Theverge.com reports that Mozilla has bought Pocket, a sort of DVR for the internet. Pocket saves articles and videos for viewing and reading later. It’s something of a Back to the Future moment, since Pocket first bowed as a Firefox extension. It has already been Firefox’s default read later service for a couple years. This should help Mozilla grab more eyeballs on mobile, where they have lagged as desktop use has been declining.
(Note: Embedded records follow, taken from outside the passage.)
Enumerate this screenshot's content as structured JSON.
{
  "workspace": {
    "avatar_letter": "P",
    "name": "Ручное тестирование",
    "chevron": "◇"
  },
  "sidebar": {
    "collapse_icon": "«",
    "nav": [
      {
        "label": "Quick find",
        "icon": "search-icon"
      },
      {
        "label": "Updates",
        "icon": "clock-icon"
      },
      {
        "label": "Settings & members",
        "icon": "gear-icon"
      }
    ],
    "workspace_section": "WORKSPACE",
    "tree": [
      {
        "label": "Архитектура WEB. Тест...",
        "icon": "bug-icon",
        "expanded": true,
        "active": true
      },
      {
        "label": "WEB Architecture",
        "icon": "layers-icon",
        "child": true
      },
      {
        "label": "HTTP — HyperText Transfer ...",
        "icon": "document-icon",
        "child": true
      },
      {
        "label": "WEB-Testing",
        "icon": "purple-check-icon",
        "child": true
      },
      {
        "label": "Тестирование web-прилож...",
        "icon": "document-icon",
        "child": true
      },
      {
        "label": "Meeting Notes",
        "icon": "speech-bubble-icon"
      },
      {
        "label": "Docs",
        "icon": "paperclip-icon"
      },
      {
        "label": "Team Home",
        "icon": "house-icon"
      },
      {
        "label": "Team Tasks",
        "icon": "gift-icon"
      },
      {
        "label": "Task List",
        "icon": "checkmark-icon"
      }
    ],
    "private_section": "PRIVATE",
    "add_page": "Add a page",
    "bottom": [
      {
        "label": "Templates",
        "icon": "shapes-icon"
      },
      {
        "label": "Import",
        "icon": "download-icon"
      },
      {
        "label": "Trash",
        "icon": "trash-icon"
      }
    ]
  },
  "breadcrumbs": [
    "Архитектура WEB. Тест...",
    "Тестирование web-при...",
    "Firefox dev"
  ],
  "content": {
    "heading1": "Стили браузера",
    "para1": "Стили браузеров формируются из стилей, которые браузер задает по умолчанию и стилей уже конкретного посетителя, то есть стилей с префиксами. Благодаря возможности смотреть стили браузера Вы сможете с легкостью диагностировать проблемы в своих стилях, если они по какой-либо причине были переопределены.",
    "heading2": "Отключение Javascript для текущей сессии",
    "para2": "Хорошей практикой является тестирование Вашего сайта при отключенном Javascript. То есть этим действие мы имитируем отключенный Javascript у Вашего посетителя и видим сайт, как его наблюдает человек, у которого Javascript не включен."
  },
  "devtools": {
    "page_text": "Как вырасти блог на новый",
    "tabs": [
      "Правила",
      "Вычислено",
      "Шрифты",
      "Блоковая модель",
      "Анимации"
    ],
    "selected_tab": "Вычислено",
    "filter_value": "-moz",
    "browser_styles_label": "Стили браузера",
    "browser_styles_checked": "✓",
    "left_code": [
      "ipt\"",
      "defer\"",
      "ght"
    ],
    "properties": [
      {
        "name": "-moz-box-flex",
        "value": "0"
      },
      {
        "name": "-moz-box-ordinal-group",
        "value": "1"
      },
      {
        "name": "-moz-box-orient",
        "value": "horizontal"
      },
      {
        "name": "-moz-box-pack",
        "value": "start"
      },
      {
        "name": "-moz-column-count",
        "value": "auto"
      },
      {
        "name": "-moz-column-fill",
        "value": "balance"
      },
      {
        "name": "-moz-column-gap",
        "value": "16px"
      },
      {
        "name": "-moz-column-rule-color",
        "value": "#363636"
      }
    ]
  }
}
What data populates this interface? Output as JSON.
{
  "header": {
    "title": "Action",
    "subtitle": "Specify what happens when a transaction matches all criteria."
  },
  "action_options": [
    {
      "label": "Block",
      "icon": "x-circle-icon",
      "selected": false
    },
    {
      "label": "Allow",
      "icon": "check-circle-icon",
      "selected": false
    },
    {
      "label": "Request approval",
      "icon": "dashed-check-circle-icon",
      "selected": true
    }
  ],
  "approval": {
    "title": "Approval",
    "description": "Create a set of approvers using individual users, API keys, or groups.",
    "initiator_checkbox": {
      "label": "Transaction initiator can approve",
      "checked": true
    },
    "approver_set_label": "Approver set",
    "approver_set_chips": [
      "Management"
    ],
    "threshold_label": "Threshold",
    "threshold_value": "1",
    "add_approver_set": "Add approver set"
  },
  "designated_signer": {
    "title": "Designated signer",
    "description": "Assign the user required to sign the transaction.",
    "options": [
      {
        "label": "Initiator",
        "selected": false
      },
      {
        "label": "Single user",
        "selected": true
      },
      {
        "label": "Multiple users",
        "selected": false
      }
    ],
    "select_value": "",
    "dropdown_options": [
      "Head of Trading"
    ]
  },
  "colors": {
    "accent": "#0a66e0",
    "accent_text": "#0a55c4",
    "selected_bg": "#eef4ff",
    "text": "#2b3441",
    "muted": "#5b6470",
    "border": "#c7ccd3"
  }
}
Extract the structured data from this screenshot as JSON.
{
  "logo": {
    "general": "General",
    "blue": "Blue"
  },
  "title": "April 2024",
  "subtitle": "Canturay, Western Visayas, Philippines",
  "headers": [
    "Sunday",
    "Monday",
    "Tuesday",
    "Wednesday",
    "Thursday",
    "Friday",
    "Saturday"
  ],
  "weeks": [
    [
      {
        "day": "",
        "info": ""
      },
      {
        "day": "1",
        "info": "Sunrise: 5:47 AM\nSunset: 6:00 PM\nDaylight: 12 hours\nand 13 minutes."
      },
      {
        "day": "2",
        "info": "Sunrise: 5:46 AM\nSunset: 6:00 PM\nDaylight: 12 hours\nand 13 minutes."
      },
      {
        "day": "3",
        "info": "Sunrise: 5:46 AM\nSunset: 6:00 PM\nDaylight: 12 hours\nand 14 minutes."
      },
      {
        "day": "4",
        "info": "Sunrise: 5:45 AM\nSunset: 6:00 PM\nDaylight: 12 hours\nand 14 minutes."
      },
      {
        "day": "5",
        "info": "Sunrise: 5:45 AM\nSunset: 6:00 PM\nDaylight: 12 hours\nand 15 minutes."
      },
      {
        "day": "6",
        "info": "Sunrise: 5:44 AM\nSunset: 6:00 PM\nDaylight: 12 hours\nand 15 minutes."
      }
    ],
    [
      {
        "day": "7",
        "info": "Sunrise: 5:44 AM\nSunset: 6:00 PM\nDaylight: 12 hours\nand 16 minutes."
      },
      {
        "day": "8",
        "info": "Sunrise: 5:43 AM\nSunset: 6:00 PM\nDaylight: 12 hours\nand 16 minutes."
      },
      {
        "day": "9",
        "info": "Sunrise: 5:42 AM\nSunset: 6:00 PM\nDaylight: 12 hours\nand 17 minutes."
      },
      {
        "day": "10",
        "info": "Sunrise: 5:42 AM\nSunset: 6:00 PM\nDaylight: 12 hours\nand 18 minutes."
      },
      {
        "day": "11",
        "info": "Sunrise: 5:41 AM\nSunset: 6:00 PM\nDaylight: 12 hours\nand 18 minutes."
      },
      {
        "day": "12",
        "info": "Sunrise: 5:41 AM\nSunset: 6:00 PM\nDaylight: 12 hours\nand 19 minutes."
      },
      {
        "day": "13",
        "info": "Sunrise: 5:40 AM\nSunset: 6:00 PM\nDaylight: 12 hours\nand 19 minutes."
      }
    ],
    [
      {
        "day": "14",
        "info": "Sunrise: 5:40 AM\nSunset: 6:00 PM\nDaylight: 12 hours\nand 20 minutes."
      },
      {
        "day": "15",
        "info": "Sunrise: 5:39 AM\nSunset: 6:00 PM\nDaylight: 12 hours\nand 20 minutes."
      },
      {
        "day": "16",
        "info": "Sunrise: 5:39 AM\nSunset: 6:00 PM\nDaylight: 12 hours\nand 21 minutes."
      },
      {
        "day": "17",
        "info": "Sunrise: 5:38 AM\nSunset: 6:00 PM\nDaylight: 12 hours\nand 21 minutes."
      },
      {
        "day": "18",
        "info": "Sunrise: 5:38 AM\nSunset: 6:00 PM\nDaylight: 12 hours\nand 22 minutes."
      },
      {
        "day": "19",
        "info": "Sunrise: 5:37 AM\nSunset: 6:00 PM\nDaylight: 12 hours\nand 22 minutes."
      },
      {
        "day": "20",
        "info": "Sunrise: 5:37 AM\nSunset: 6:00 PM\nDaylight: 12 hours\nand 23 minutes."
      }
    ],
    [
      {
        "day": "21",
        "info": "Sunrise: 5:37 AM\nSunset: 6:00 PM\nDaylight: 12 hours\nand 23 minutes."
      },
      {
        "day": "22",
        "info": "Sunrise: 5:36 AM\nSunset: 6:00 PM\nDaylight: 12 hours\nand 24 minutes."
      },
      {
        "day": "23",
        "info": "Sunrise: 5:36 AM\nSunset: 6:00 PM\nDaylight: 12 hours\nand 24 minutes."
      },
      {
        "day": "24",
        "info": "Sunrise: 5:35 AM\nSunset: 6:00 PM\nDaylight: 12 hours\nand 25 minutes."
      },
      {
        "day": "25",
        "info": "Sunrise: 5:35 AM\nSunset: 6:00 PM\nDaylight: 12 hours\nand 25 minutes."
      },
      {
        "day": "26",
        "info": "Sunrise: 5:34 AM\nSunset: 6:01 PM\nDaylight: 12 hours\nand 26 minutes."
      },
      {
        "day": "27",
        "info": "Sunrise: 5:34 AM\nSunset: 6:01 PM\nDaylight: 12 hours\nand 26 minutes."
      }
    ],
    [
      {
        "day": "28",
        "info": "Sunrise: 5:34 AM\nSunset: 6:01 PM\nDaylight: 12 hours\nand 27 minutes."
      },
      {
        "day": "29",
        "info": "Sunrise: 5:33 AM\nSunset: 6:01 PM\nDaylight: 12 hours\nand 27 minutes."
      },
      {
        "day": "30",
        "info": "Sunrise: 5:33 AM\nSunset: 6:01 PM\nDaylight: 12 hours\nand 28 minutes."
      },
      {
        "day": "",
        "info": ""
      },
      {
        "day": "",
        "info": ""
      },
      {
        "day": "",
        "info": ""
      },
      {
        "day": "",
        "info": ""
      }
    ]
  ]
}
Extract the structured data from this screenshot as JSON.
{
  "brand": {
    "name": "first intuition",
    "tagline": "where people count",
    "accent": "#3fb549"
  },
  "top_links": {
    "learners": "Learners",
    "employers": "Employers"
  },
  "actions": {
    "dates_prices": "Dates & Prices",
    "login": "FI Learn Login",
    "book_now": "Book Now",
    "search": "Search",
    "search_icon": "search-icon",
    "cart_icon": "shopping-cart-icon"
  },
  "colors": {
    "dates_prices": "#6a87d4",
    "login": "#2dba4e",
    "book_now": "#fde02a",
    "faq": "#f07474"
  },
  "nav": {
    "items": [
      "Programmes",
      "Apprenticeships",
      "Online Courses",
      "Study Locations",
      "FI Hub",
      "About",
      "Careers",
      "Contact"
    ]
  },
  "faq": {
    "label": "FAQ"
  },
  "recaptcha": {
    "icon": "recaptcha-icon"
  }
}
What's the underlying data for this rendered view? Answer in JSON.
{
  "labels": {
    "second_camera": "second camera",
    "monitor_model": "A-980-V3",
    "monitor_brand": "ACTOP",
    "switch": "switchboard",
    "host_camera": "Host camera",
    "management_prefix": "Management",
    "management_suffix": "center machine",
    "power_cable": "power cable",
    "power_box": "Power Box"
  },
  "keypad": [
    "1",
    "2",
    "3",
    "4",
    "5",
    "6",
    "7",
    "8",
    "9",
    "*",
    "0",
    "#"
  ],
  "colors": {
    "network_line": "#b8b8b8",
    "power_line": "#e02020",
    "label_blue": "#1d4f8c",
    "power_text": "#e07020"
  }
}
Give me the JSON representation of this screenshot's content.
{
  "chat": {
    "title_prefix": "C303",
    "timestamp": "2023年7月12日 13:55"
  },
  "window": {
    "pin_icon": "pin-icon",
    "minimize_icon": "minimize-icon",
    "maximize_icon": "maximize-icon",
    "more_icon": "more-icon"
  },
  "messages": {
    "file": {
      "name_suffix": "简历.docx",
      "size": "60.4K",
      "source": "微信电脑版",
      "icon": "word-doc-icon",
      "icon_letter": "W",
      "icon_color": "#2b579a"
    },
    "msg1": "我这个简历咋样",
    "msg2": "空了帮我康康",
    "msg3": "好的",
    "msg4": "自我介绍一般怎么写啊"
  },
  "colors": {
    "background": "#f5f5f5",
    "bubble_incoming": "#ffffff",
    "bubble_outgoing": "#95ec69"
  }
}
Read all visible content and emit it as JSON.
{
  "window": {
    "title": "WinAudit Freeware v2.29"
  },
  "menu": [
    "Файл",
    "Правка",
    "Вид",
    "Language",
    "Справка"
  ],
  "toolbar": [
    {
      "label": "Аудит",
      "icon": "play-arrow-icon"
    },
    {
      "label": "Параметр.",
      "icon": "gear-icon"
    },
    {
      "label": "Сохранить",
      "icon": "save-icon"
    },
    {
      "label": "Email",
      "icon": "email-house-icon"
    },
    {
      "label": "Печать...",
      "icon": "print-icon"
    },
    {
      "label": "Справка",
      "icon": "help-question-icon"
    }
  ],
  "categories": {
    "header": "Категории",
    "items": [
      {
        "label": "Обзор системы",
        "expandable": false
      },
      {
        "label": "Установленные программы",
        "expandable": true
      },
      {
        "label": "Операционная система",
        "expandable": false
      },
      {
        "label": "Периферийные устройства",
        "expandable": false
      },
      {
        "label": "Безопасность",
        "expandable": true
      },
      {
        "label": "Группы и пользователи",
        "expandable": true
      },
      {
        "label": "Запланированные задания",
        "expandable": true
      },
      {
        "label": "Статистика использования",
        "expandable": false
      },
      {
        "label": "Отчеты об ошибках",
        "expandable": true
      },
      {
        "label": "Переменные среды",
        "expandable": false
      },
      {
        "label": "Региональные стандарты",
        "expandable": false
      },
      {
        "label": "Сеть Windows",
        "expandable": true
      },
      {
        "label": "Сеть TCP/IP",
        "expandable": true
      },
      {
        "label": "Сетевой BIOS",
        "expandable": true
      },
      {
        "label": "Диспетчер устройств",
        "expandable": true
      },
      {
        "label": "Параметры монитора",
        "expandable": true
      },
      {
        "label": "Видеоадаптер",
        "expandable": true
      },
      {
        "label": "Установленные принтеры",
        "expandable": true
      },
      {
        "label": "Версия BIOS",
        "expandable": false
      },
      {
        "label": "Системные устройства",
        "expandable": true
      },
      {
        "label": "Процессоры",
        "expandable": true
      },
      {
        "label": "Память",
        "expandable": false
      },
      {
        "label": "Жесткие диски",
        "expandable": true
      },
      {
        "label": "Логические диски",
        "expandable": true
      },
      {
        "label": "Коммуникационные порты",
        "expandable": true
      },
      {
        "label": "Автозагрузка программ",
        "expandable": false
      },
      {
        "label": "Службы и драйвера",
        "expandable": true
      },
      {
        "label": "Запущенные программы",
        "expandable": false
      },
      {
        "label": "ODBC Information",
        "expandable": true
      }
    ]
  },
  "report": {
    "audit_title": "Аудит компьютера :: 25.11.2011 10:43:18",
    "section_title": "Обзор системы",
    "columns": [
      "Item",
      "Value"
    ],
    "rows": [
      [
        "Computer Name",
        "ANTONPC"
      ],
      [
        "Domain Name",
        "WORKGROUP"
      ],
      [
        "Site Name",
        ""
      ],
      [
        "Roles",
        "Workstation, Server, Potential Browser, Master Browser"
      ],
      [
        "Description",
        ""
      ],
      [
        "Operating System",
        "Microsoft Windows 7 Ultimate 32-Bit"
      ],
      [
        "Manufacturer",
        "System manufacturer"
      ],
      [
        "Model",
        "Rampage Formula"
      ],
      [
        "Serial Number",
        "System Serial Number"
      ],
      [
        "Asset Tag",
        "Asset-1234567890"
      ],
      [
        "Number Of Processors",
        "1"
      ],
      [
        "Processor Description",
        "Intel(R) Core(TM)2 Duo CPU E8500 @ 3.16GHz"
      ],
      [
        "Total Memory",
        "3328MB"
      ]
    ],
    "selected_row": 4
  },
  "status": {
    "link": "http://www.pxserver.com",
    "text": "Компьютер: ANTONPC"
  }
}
Firefox May Come to Internet of Things; First Ransomware on Macs

Mozilla bowed out with its Firefox OS for mobile the end of the year, but now, may be positioning the platform for the Internet of Things. Techcrunch.com says we could soon have a ‘personal user agent’ that understands your preferences for all the connected devices in your home. One TechCrunch staffer remarked that it was reminiscent of the personal assistant Samantha from the movie ‘Her,’ or even a light version of IBM’s Watson. Mozilla thinks that its Project Smart Home will fill the gap between do it yourselfers and tightly controlled IOT setups using Apple HomeKit. It would be cool to tell your IOT assistant ‘please turn the lights off upstairs,’ or turn the heat up a couple degrees!

Over the weekend, the first ransomeware showed up on Macs. It’s been around for a while on PCs, but Reuters.com says researchers at Palo Alto Networks first spotted the malware late Friday. Ransomware, one of the fastest-growing types of cyber threats, encrypts data on infected machines, then typically asks users to pay ransoms in hard-to-trace digital currencies to get an electronic key so they can get their data back. This ransomware has been dubbed KeRanger, and it first showed up on the Transmission website. Transmission offers open source software that some Mac users use to download videos, music, etc via BitTorrent peer-to-peer. Transmission has since released version 2.91 of their software, and advises to stay away from 2.90, which was infected.


Firefox Exploit Found in Wild…Patch it Now!

On Wednesday, an ad was spotted on a Russian news site for a nasty exploit in Firefox that uploads sensitive files. Yesterday, Mozilla pushed out a security update to close it off. If you run Firefox, go to the ‘about Firefox’ tab, download the update, and restart. It’s version 39.0.3. Interestingly, Mozilla says Firefox for Android is not effected, and some ad-blocking software acts to protect machines, but if you are running Windows or Linux, download the patch now!

Speaking of security, that brings up your privacy. The Electronic Frontier Foundation has just dropped Privacy Badger 1.0, their browser extension that blocks some of the sneakiest trackers that try to spy on your Web browsing habits. The EFF notes that more than a quarter million users…including yours truly….have already installed the Alpha or Beta releases of Privacy Badger. Version 1.0 includes blocking of certain kinds of super-cookies and browser fingerprinting—the latest ways that some parts of the online tracking industry try to follow Internet users from site to site.